Regionally, SoCal’s home sales fell at the end of 2018, deepening a retreat from a sustained housing market that placed home ownership out of reach for many. In a report out this week from CoreLogic, the 12% drop in year-end sales from a year earlier was the 4th consecutive monthly decline for the 6-county region. However, housing experts aren’t ready to declare a boom is going bust: The falloff in sales so far this year is still less pronounced than in 2014. And 2018’s regional median price still rose slightly—3.5% from end of 2017, to $522,750.
The report likens end of 2018 to what happened in 2014: Back then, the 6-county region’s housing market cooled following a surge in mortgage rates and a run of double-digit price appreciation.
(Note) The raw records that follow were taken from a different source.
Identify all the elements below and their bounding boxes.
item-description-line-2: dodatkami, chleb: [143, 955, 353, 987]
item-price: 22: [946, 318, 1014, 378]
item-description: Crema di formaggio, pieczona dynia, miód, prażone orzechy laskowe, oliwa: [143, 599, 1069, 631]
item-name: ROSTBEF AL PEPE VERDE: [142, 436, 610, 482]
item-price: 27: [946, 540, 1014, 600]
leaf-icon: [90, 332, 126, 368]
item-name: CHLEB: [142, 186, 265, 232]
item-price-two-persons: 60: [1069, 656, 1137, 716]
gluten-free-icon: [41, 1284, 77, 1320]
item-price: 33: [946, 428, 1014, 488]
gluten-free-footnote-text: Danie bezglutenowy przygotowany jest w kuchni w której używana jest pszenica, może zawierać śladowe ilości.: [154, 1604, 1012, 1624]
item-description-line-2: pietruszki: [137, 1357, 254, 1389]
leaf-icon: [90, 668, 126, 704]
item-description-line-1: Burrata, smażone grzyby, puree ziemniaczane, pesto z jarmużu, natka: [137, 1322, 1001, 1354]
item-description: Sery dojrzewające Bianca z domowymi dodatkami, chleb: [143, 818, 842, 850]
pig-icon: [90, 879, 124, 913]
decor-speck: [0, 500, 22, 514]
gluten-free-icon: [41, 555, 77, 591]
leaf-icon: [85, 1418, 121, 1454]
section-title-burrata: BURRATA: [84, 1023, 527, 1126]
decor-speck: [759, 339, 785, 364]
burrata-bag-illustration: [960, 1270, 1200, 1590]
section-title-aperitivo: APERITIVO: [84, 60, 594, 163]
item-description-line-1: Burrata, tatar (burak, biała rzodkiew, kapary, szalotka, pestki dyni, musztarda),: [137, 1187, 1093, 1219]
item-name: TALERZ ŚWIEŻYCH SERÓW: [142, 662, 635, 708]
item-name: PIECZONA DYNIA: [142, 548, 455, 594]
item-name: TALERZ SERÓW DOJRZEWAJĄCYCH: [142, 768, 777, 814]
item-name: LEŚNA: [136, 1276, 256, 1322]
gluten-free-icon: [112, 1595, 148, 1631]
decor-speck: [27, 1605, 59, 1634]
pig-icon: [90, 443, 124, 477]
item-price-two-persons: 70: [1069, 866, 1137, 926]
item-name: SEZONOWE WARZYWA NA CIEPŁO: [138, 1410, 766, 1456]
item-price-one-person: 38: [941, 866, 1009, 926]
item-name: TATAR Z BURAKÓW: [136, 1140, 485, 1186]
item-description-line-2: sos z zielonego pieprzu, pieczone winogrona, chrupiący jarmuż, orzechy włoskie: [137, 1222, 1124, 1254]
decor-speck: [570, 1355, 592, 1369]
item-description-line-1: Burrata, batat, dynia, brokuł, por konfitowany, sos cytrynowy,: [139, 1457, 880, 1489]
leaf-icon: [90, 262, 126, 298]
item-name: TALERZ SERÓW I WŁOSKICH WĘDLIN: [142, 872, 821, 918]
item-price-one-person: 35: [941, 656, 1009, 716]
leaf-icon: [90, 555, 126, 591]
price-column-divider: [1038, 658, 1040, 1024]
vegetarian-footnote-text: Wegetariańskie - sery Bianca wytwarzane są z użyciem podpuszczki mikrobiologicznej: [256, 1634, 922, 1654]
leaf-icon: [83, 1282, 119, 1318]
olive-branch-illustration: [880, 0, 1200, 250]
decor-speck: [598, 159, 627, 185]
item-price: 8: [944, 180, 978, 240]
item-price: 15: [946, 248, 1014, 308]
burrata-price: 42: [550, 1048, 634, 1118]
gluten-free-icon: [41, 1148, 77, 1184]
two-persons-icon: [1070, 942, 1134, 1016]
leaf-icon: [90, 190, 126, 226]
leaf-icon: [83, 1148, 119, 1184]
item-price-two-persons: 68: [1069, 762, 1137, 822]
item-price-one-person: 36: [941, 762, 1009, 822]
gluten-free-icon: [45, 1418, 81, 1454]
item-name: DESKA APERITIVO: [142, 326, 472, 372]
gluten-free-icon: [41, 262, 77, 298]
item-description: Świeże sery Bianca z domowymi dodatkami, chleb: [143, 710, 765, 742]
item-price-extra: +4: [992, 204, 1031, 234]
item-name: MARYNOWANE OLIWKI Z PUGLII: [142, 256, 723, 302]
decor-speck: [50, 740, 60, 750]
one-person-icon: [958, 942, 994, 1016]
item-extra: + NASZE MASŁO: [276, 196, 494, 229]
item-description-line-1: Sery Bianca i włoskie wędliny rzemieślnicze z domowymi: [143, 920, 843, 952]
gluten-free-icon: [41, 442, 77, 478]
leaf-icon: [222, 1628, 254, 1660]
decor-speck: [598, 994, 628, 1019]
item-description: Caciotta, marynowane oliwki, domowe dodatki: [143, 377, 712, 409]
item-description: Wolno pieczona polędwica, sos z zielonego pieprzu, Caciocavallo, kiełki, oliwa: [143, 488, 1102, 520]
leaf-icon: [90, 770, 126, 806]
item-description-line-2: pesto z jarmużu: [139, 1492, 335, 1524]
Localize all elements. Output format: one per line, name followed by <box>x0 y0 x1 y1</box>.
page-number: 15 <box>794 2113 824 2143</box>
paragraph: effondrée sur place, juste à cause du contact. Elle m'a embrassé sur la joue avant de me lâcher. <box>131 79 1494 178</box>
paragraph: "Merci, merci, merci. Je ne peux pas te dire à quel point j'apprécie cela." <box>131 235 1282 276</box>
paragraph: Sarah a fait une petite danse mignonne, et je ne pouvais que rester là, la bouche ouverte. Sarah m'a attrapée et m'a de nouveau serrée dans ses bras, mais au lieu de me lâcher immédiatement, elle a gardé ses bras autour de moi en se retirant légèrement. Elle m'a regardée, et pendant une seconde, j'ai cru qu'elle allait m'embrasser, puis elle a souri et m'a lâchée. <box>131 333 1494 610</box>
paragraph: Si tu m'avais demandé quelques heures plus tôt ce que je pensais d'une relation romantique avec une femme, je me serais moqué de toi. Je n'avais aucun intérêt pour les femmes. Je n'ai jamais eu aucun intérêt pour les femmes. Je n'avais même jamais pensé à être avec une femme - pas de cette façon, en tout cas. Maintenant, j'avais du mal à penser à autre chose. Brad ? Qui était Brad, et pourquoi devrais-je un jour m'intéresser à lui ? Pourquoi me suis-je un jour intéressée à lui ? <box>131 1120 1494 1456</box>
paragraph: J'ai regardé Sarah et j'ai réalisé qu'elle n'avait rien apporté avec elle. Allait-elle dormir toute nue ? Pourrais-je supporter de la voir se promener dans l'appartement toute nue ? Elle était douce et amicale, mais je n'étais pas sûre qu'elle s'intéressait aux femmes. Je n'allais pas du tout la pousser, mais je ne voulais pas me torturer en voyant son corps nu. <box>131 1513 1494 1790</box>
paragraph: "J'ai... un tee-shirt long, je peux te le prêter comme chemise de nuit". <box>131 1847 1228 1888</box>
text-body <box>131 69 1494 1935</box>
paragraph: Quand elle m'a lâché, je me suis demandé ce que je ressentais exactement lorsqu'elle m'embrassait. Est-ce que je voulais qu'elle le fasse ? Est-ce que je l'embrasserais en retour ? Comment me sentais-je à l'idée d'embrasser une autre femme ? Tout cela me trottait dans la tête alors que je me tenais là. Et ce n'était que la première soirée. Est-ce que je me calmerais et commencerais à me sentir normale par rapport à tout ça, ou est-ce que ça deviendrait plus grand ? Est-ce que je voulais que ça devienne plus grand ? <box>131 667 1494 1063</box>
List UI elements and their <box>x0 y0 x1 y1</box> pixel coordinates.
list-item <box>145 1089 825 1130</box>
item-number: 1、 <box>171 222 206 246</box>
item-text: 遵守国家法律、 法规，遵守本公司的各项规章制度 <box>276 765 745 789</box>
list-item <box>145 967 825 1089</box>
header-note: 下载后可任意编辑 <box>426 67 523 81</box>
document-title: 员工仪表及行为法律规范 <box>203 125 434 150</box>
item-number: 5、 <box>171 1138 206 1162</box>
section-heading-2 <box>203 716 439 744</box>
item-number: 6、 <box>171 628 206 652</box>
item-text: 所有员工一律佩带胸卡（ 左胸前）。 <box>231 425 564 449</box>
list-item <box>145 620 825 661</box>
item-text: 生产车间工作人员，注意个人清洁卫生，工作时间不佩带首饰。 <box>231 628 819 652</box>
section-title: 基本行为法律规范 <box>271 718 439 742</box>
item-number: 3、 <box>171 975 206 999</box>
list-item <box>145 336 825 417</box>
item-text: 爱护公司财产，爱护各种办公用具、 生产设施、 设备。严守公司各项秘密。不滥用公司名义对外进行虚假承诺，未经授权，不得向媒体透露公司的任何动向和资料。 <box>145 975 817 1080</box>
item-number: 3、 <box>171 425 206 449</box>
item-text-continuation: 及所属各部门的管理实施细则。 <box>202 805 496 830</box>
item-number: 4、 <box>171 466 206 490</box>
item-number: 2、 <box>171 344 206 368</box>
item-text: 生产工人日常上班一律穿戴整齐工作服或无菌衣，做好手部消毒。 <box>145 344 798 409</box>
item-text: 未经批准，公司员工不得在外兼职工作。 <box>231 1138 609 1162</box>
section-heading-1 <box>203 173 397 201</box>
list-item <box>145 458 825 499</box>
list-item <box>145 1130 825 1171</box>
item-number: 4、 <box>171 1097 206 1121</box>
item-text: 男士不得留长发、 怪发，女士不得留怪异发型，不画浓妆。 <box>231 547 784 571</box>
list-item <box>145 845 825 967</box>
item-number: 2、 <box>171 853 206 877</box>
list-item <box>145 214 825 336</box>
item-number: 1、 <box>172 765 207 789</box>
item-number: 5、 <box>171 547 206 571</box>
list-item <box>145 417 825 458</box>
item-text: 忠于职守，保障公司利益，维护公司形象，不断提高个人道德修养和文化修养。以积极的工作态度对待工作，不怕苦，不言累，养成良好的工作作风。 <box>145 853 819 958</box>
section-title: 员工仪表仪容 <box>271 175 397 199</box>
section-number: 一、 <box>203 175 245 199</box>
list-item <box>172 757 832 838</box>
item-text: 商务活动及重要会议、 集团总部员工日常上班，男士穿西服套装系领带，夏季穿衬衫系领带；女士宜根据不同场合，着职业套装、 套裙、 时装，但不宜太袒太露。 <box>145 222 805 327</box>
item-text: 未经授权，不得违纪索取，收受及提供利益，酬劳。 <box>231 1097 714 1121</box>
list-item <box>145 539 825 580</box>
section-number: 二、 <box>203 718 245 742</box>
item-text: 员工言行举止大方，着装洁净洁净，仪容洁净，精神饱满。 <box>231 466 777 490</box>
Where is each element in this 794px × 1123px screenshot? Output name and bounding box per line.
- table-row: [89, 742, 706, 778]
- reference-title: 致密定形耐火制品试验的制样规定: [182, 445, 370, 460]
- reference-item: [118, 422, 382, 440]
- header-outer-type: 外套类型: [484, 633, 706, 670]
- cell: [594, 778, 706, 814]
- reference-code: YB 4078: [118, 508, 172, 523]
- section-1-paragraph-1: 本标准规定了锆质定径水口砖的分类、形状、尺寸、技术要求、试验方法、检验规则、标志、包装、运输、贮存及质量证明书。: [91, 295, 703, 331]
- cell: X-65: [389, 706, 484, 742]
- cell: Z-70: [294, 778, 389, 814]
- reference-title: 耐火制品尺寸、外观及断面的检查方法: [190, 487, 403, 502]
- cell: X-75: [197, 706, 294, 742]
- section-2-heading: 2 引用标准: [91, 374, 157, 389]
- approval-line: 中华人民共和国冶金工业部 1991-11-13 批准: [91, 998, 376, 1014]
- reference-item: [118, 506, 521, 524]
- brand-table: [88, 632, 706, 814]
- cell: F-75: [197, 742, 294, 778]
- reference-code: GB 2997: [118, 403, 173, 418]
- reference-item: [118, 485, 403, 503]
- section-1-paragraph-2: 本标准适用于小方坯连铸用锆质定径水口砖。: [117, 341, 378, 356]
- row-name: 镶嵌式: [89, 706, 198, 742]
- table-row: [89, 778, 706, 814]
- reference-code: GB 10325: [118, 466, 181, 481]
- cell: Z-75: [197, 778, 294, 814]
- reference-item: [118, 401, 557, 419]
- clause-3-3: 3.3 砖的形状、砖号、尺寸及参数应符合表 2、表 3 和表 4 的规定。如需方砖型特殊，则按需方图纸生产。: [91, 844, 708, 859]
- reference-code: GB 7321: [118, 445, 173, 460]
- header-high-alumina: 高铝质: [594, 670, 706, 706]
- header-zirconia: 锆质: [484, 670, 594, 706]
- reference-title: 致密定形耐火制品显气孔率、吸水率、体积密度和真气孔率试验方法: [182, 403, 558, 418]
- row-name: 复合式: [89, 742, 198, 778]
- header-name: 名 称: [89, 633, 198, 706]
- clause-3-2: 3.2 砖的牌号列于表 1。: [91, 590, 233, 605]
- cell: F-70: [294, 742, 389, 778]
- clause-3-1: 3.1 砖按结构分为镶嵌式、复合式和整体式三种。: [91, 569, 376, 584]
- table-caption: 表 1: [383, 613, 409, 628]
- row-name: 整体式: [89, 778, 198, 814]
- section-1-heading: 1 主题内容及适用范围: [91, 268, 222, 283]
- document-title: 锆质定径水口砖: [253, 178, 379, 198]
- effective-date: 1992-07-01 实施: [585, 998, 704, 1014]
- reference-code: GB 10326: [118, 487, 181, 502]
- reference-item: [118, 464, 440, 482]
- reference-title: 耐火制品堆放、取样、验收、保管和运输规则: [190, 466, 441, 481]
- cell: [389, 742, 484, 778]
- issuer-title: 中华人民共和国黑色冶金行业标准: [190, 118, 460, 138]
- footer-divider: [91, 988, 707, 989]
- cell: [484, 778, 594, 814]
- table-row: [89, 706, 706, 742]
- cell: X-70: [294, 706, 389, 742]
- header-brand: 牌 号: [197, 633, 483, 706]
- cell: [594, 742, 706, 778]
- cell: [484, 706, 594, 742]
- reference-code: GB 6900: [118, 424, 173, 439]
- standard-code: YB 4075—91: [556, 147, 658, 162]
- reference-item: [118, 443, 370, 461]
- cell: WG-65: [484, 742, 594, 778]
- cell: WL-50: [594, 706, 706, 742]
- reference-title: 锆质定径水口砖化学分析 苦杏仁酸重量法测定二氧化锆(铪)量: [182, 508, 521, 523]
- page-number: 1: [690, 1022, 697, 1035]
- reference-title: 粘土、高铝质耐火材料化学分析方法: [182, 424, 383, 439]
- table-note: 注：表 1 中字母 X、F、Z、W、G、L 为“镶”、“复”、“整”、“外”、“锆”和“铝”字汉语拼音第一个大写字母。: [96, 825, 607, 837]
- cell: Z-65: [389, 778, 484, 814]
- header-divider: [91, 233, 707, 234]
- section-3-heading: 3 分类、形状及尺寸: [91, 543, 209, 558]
The regional sales decline then was deeper and more pronounced then than it is now, with sales falling for a consecutive 14 months between October 2013 and November 2014. The worst 4-month decline also averaged out to 13%, compared to 12% today. Home values didn’t tank during that last slowdown. The report showed price appreciation slowed—and then accelerated at the end of 2015, eventually leading to 2016’s sky-high prices.
In L.A. County specifically, the end-of-year median climbed 5.8% to $600,000, hitting another all-time record. And although 5.2% more homes were on the market end of 2018 over end of 2017, an overall lack of inventory in highly-desirable neighborhoods was still in keeping with a “seller’s market”—albeit to a lesser degree than 2016-2017.